Tous entrepreneurs, mythe ou réalité ?

Être/Devenir entrepreneur fait aujourd’hui partie des mantras de tout économiste et de toute politique (ou presque). Derrière l’imprécation qui sert les gouvernements (baisse du chômage) comme les grandes entreprises, les futurs ex-salariés trouvent-ils leur compte ?

Faut-il se précipiter pour lancer son activité ? Nous pensons que les choses ne sont pas aussi simples et que cela vaut le coup de se poser sérieusement la question. Bien sûr, être son propre maître, se dépasser, assurer son autonomie et son indépendance, quitter le monde du salariat, est très séduisant. La responsabilisation et l’adrénaline motivant souvent, les porteurs de projet ont aussi leur attrait.

Cet esprit entrepreneurial infuse même le monde des étudiants qui imaginent travailler dans une startup dans un futur proche : l’absence de liens hiérarchiques traditionnels, la convivialité des rapports humains, le fonctionnement en équipe projet et la réactivité associée priment sur la forte charge de travail des créateurs comme de leurs collaborateurs.
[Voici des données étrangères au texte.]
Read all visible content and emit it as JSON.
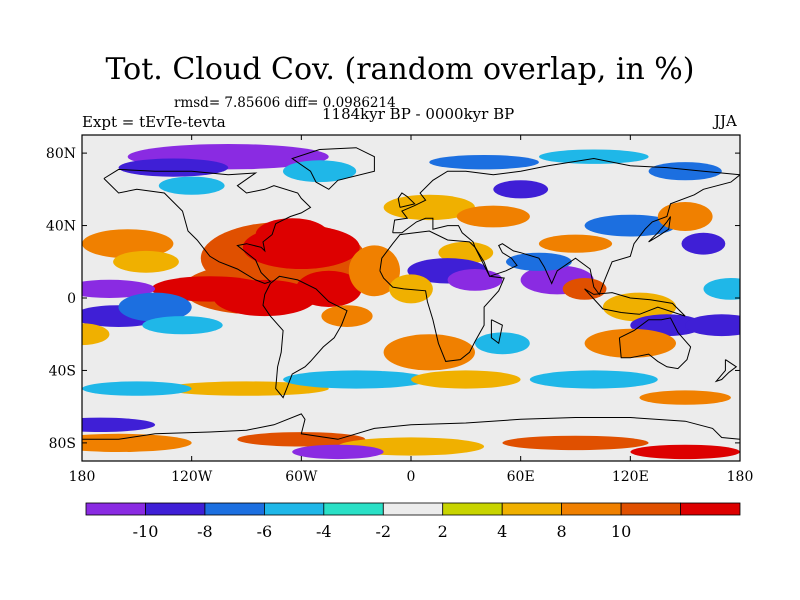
{
  "figure": {
    "title": "Tot. Cloud Cov. (random overlap, in %)",
    "stats": "rmsd= 7.85606 diff= 0.0986214",
    "experiment": "Expt = tEvTe-tevta",
    "period": "1184kyr BP - 0000kyr BP",
    "season": "JJA"
  },
  "map": {
    "lon_range": [
      -180,
      180
    ],
    "lat_range": [
      -90,
      90
    ],
    "x_ticks": [
      "180",
      "120W",
      "60W",
      "0",
      "60E",
      "120E",
      "180"
    ],
    "y_ticks": [
      "80N",
      "40N",
      "0",
      "40S",
      "80S"
    ]
  },
  "colorbar": {
    "colors": [
      "#8a2be2",
      "#3f1fd6",
      "#1c6fe0",
      "#1fb7e8",
      "#2ae0c6",
      "#ececec",
      "#c8d400",
      "#f0b000",
      "#f08000",
      "#e05000",
      "#dd0000"
    ],
    "labels": [
      "-10",
      "-8",
      "-6",
      "-4",
      "-2",
      "2",
      "4",
      "8",
      "10"
    ]
  }
}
Tous entrepreneurs ! Les donneurs d’ordre y sont aussi favorables pour de bonnes raisons économiques. Leurs coûts salariaux, auparavant quasi fixes, deviennent variables. Tandis que les travaux sont exécutés par des indépendants/entrepreneurs de talent, responsables et réactifs.

Dans ce cadre, les relations sociales sont remplacées par des relations commerciales. Le débat, très présent actuellement, sur la réforme du code du travail peut de facto devenir sans objet puisqu’un grand nombre d’ex-salariés quittent ce cadre pour entrer dans une relation client/fournisseur.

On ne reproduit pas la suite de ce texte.